Nach "Die Mächte des Feuers" und "Drachenkaiser" ist dies nun der dritte Band aus der Drachenreihe von Markus Heitz, der direkt im Anschluss an "Drachenkaiser" spielt und in dem die Drachenheilige Silena nun ganz ihr Amt als Zaritsa in Russland wahrnimmt. Zusammen mit ihrem Mann sucht sie nach Wegen,+ die Unzufriedenheit der Adligen und der Bolschewiken gleichermaßen in Zaum zu halten, während Drachen immer noch ein nicht zu vernachlässigendes Problem darstellen. In Russland scheint das weniger zum Tragen zu kommen - aber das scheint auch nur so, weil ihr Mann Grigorij durch den Altvorderen Tugarin direkt beeinflusst wird, der sich dazu die Suchtpersönlichkeit des jungen Zaren zunutzemacht.

Da wird im April 1927 im Deutschen Stadion von Berlin eine atemberaubende Wunderwaffe vorgeführt. Eine chemische Keule, die dazu geeignet ist, jedem Drachen den Garaus zu machen, ohne dabei eine Gefahr für Menschen darzustellen. So zumindest behauptet es der Vertreter der herstellenden Firma "Hohenheim AG", ein gewisser von Auen, der zum Beweis seiner Anpreisungen seine eigenen Kinder mit diesem Mittel gegen vier Drachen antreten lässt. Mit umwerfendem Erfolg - und danach kann sich das Unternehmen vor Aufträgen nicht mehr retten.

Kurz darauf sieht sich auch St. Petersburg mit Werbung für den Drachenvertilger "Resacro", der zu diesem Zeitpunkt bereits im ganzen Deutschen Reich versprüht wird, konfrontiert. Doch der Zar stellt sich quer. Vorgeblich, weil er nicht so ganz an die Ungefährlichkeit des Mittels glaubt, tatsächlich aber, weil Tugarin nicht einen Tropfen dieses Gases in russischer Luft dulden möchte. Tatsächlich ist Tugarin mehr an einer Auseinandersetzung mit Frankreich interessiert, bei der die "Hohenheim AG" als Bereitsteller von Kampfzeppelinen fungieren soll. Grigorij weiß, dass die Firma die Gelegenheit nutzen wird, um "Resacro" auch in Russland sub rosa einzuführen, aber der Marionette Grigorij sind die Fäden sowieso lästig geworden, weswegen er dies in einer geheimen mündlichen Vereinbarung erlaubt. Schließlich könnte die "Hohenheim AG" sonst auf die Idee kommen, ihre Zeppeline an Deutschland - oder schlimmer noch an Frankreich - zu liefern, was auf jeden Fall verhindert werden muss.

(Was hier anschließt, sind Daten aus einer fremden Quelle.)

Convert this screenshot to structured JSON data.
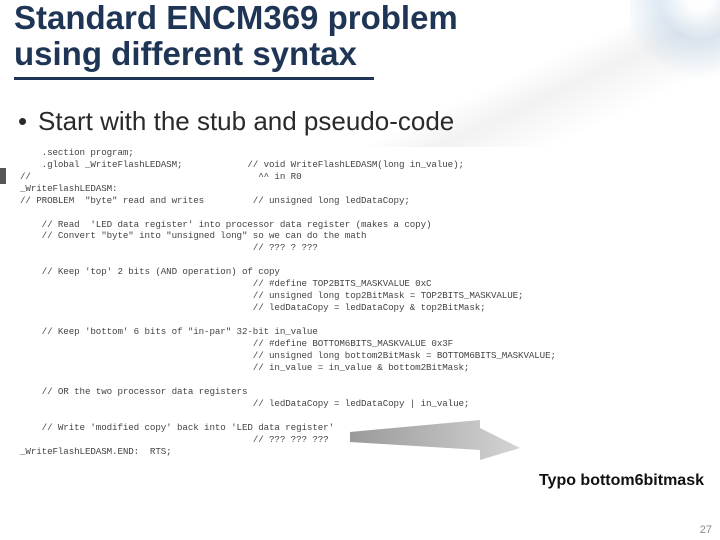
{
  "title_line1": "Standard ENCM369 problem",
  "title_line2": "using different syntax",
  "bullet1": "Start with the stub and pseudo-code",
  "code": "    .section program;\n    .global _WriteFlashLEDASM;            // void WriteFlashLEDASM(long in_value);\n//                                          ^^ in R0\n_WriteFlashLEDASM:\n// PROBLEM  \"byte\" read and writes         // unsigned long ledDataCopy;\n\n    // Read  'LED data register' into processor data register (makes a copy)\n    // Convert \"byte\" into \"unsigned long\" so we can do the math\n                                           // ??? ? ???\n\n    // Keep 'top' 2 bits (AND operation) of copy\n                                           // #define TOP2BITS_MASKVALUE 0xC\n                                           // unsigned long top2BitMask = TOP2BITS_MASKVALUE;\n                                           // ledDataCopy = ledDataCopy & top2BitMask;\n\n    // Keep 'bottom' 6 bits of \"in-par\" 32-bit in_value\n                                           // #define BOTTOM6BITS_MASKVALUE 0x3F\n                                           // unsigned long bottom2BitMask = BOTTOM6BITS_MASKVALUE;\n                                           // in_value = in_value & bottom2BitMask;\n\n    // OR the two processor data registers\n                                           // ledDataCopy = ledDataCopy | in_value;\n\n    // Write 'modified copy' back into 'LED data register'\n                                           // ??? ??? ???\n_WriteFlashLEDASM.END:  RTS;",
  "annotation": "Typo  bottom6bitmask",
  "slide_number": "27"
}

Um mehr über die "Hohenheim AG" und ihre Fertigungsstätten und Zeppelinhangars zu erfahren, begibt sich die Zaritsa nach Washington, dort ein wenig herumzuspionieren. Diese Gelegenheit will sie gleichzeitig dazu nutzen, nach ihrem alten Freund Ahmat Fayence zu suchen, den sie seit ihrer Heirat nicht mehr gesehen hat. Für diese Mission lässt sie Land, Mann und ihre neugeborene Tochter zurück, für die Tugarin seine ganz eigenen Pläne hat. Denn ein Drache plant immer weiter in die Zukunft, als die meisten Menschen, die mit ihm zu tun haben, normalerweise planen würden.

Aber Tugarin ist nicht der einzige europäische Drache mit hochfliegenden Plänen. In Frankreich, Wales und Schottland wird intrigiert, gelogen und betrogen, gemeuchelt und einfach aufgefressen, dass es eine Lust ist, während sich der frisch gekürte Drachenkaiser in Beijing überlegt, wer seine idealen Bündnispartner in diesem Wirrwarr sein könnten. Und dann stößt die Zaritsa in einem Werk der "Hohenheim AG" auf einen ganz neuen, besorgniserregenden Gegner, dessen Existenz die Karten völlig neu mischt.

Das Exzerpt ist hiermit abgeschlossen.